There is a different between NTSC and NTSC-J in that the IRE is different. Some LD players actually had a switch for this since importing back and forth between the US and Japan was so common. It's extremely small and I don't even bother to calibrate my set for the difference.
However in the 16-bit era I know of no changes to hardware or software that were made to correct for this difference. There might be a different resistor someplace for it but probably not. Certainly I can't recall any games that compensate, like a US version of the game would have brighter colors or something. Certainly there is ZERO meaning to this term for the PCE/Turbo. No CD game has any idea what region it's being made for with regards to video signal or region. PC Engine games and Turbo Grafx CD games are %100 identical in that regard. Since no PAL CDs were made that makes the "NTSC" part meaningless because, on a technical level (as in "will this game play or not") the term "NTSC-J" does in fact describe Dracula X, but it also, on a technical level, describes every single other CD game for PCE. You might as well describe it as being round and shiny.
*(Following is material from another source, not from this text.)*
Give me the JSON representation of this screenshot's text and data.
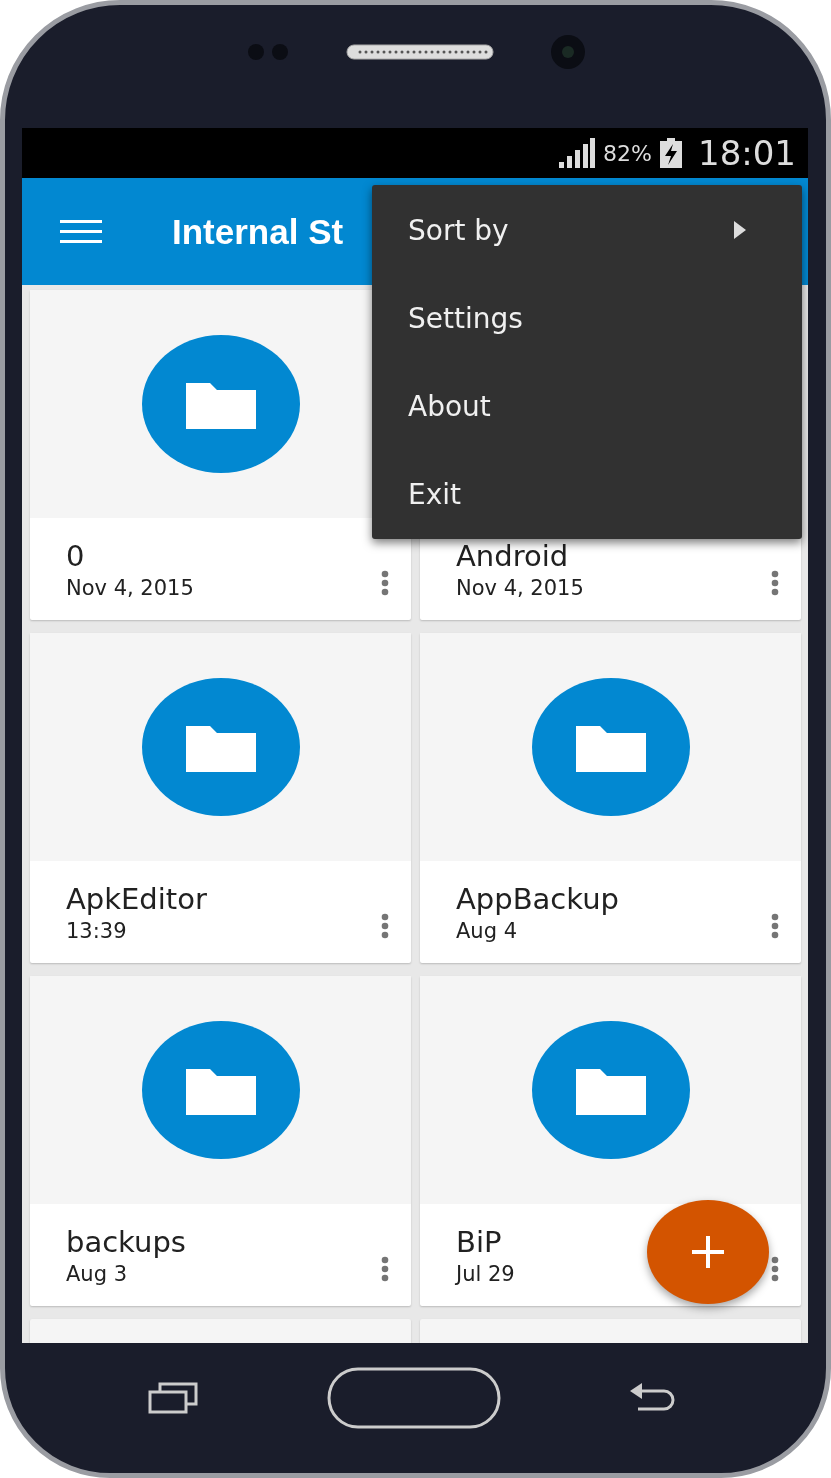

HuCARDs know the difference between "U" and "J" but there are no PAL HuCARDs* so that part is still meaningless.
So that's why around here we usually refer to things as being US/JP or being PCE/Turbo. Those are the only flavors and even then it only matters with HuCARDs.
As as a designation "NTSC-J" is something I never saw or heard as an acronym until the PS came out in Japan, fall of 1994. Before that the difference between U and J was usually ignored.
* I'm pretty sure the PAL HuCARDs that existed from the weird PAL Turbo period in Europe aren't actually PAL, just the system is. Someone else can verify that.